Von Kessler bebió un largo trago de la botella.
—La serpiente nos devorará a todos —repitió reflexivamente.
Londres
Sir Stewart Menzies, director del SIS, el Servicio de Inteligencia británico, cebó cuidadosamente su pipa de brezo con tabaco holandés, la prendió con un mechero de plata y exhaló una nube de humo blanco hacia la alta estantería de ébano, en la que se alineaba la colección completa del
Diario del Almirantazgo
encuadernado en piel de ternera. Así comenzaba la rutinaria reunión semanal para examinar los casos pendientes. Arrellanados en sendos sillones de cuero estaban Robert Hood, jefe de Contraespionaje y Andrew Burton-Peer, jefe de Operaciones Encubiertas. Menzies le echó un nuevo vistazo al folio que tenía sobre la mesa, carraspeó ligeramente y dijo:
—Hace una semana un ciudadano español se presentó en nuestra embajada de Madrid y le dio un sobre al guardia que vigila la puerta. Dijo que contenía un mensaje de un judío al que los alemanes llevaban prisionero. El guardia cree que estaba asustado. —Sir Stewart Menzies dio una chupada a la pipa y proyectó un nuevo sahumerio hacia los venerables
Diarios del Almirantazgo
—. Al día siguiente recibimos otra copia del mismo mensaje enviada por nuestro agente Flor de Lis, lo que nos indujo a pensar que pudiera tratarse de un asunto genuino.
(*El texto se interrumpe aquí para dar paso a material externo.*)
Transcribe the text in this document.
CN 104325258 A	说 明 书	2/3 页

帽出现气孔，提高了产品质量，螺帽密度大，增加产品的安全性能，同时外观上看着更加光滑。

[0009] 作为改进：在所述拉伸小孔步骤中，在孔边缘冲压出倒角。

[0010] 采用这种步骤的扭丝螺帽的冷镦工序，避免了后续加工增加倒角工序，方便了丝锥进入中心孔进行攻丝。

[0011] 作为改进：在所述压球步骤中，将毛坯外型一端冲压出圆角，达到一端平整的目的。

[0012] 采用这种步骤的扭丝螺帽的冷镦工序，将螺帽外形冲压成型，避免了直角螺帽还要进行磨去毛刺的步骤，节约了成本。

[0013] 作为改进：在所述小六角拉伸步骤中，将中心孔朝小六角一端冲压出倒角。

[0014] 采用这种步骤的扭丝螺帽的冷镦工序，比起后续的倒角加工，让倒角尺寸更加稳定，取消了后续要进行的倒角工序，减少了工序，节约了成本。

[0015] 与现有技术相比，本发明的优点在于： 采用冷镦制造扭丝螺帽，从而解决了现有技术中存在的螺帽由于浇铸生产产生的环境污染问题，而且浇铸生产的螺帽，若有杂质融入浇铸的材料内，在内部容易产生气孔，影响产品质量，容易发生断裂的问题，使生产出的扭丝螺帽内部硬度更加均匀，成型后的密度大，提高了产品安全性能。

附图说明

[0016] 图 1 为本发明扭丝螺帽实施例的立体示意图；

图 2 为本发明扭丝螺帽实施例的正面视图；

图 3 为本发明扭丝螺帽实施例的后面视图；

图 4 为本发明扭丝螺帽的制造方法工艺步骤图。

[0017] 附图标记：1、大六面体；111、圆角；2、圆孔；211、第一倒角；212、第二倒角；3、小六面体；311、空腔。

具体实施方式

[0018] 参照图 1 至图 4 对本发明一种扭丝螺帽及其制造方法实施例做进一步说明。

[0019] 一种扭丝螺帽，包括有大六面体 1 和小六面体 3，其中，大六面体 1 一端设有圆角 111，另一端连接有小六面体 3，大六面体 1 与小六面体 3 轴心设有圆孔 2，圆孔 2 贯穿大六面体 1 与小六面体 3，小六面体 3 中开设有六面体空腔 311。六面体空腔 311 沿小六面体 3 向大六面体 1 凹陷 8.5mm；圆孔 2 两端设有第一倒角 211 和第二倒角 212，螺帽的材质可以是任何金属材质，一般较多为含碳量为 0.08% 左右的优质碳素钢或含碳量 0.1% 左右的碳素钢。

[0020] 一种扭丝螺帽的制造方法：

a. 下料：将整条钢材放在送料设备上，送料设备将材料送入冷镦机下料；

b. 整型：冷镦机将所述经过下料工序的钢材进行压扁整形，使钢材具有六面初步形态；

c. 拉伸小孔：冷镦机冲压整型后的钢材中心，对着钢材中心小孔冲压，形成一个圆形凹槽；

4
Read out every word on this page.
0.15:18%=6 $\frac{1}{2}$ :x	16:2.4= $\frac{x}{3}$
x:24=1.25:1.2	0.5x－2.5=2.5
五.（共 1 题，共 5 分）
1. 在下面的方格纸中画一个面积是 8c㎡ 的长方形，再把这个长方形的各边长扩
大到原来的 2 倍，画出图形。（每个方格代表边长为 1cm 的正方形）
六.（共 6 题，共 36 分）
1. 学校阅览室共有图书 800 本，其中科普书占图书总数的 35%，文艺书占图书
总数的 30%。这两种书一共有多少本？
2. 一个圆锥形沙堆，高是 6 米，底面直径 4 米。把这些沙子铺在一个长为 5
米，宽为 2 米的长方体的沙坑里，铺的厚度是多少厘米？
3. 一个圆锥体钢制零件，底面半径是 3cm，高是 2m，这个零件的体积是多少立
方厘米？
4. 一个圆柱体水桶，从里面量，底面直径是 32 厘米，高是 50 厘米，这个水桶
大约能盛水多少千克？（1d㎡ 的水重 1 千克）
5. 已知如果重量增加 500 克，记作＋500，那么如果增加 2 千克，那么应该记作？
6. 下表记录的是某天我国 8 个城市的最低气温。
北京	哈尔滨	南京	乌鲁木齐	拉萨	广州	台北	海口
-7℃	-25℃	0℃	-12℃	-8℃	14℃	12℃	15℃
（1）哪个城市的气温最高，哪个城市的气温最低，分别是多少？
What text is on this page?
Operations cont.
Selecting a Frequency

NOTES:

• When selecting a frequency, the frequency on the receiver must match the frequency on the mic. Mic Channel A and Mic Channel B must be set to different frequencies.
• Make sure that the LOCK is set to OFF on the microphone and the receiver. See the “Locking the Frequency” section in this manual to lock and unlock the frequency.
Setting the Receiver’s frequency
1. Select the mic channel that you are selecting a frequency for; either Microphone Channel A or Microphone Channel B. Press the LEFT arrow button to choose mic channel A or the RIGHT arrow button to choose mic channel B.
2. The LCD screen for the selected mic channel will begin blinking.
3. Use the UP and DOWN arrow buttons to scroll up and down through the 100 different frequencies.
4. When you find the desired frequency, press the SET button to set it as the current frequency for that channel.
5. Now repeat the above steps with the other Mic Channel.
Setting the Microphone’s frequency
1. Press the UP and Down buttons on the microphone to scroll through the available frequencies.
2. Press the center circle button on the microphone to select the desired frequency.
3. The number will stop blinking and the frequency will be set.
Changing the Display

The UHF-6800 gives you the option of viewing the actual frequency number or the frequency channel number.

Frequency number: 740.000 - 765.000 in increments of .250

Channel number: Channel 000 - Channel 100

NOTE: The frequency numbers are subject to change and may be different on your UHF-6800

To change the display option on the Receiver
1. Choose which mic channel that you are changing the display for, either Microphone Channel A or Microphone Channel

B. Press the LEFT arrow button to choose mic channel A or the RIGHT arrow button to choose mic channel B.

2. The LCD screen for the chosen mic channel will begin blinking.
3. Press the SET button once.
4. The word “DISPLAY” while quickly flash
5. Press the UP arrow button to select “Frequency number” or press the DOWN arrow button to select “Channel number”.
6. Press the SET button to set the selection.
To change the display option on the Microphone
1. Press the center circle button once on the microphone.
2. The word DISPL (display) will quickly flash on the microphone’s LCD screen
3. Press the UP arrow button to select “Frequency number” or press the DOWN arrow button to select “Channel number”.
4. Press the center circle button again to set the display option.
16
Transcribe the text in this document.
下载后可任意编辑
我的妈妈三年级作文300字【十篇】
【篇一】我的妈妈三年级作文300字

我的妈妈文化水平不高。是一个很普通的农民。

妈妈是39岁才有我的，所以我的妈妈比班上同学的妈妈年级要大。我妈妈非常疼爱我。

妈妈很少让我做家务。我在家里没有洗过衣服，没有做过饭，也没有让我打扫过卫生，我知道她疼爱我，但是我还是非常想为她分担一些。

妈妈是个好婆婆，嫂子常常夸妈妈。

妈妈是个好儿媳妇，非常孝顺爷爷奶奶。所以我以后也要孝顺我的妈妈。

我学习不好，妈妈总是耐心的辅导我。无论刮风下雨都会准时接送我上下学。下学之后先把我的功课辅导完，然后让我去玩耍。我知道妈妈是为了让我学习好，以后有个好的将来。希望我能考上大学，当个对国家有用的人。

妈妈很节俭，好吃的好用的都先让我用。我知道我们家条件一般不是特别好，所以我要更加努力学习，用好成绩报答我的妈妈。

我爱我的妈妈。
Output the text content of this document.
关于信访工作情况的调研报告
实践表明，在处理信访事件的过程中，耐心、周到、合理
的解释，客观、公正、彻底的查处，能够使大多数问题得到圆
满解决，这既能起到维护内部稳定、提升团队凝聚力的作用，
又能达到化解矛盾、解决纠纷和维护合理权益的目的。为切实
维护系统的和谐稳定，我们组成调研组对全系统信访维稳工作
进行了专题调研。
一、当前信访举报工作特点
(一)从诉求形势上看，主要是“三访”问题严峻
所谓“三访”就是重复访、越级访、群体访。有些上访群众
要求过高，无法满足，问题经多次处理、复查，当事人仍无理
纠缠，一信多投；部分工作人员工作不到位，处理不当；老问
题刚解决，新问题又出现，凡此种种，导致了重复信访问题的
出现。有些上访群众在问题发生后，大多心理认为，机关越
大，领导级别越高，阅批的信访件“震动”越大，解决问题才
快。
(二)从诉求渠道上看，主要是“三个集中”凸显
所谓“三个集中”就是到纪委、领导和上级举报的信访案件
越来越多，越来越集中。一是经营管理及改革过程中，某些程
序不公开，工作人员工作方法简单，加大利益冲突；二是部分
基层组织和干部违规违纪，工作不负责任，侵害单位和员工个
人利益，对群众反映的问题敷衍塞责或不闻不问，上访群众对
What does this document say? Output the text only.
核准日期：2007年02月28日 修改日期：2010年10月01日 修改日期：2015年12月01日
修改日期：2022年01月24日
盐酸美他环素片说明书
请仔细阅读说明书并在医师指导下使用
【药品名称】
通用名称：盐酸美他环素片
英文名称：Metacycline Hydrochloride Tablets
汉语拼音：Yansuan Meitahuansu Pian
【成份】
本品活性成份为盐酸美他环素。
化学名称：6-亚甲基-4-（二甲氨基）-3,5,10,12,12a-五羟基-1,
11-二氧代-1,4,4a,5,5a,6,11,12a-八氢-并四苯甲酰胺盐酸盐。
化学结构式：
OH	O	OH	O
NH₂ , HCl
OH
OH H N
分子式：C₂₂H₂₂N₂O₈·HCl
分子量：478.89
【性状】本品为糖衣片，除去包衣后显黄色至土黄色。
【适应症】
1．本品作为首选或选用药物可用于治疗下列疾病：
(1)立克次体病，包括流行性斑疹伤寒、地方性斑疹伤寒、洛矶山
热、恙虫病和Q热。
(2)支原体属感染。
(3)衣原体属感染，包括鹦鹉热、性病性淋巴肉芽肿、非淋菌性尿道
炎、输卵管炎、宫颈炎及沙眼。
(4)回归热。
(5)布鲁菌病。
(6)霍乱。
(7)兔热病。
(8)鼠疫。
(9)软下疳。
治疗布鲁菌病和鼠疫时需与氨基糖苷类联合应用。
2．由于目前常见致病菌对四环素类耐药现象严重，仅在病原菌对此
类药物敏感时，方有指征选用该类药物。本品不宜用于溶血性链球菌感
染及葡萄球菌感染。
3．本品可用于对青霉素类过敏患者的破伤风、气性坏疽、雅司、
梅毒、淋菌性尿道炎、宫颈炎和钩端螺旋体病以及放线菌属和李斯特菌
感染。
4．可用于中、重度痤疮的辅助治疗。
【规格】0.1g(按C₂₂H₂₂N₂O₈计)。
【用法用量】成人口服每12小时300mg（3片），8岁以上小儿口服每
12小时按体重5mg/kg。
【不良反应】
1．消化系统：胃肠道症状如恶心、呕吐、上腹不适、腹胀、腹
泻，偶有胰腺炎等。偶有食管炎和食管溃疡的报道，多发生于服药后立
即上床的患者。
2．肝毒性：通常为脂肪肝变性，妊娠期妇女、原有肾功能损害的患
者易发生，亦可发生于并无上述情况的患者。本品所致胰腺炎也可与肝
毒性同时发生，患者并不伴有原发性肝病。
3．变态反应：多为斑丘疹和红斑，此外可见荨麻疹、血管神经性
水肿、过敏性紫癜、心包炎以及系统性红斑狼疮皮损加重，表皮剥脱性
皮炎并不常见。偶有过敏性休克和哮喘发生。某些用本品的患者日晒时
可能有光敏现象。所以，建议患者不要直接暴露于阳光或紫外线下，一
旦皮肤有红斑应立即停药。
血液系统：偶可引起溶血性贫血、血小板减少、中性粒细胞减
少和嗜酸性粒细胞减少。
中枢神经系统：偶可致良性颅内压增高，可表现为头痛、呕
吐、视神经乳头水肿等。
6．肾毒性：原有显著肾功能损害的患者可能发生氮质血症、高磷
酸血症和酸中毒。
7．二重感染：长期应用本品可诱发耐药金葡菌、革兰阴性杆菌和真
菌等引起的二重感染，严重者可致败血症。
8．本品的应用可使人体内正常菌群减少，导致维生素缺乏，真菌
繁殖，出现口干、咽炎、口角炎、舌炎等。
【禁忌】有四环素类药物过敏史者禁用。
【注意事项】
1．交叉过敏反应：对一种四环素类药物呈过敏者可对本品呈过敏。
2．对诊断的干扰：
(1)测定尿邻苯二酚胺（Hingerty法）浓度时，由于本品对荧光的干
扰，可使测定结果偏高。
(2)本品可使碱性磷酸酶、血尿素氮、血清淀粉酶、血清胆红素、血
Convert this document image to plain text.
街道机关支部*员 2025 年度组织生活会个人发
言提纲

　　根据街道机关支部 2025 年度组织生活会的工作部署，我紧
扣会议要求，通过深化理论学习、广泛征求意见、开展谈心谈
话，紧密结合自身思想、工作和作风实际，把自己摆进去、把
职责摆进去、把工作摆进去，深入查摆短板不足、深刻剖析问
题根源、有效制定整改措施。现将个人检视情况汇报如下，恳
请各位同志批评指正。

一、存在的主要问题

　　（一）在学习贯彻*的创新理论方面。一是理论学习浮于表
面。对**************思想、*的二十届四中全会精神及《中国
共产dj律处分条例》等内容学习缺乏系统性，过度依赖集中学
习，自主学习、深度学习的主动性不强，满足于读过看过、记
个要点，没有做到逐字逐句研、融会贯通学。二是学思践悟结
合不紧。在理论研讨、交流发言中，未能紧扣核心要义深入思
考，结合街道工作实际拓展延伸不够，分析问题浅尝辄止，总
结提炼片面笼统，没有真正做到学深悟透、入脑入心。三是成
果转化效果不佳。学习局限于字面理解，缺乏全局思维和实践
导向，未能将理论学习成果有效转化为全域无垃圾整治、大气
Los tres hombres sabían que Flor de Lis era el nombre en clave de un funcionario menor de la Nunciatura Apostólica en Madrid, la embajada vaticana en España.
—Por Flor de Lis sabemos que un ciudadano alemán entregó una copia del mensaje, exactamente igual a la nuestra, a un sacerdote español, que lo hizo llegar a su obispo, quien a su vez lo transmitió al nuncio en Madrid. El nuncio lo ha enviado con suma urgencia a la Secretaría de Estado vaticana. —Dio una nueva calada, aspiró distraídamente el humo y prosiguió—: Dos días después, otro ciudadano español, el chófer de una agencia de alquiler de automóviles, solicitó hablar con algún funcionario de nuestra embajada y le entregó un mensaje idéntico a los anteriores. Al parecer, se lo había entregado un judío llamado Zumel al que los alemanes llevaban preso para buscar cierta inscripción en el sur de España.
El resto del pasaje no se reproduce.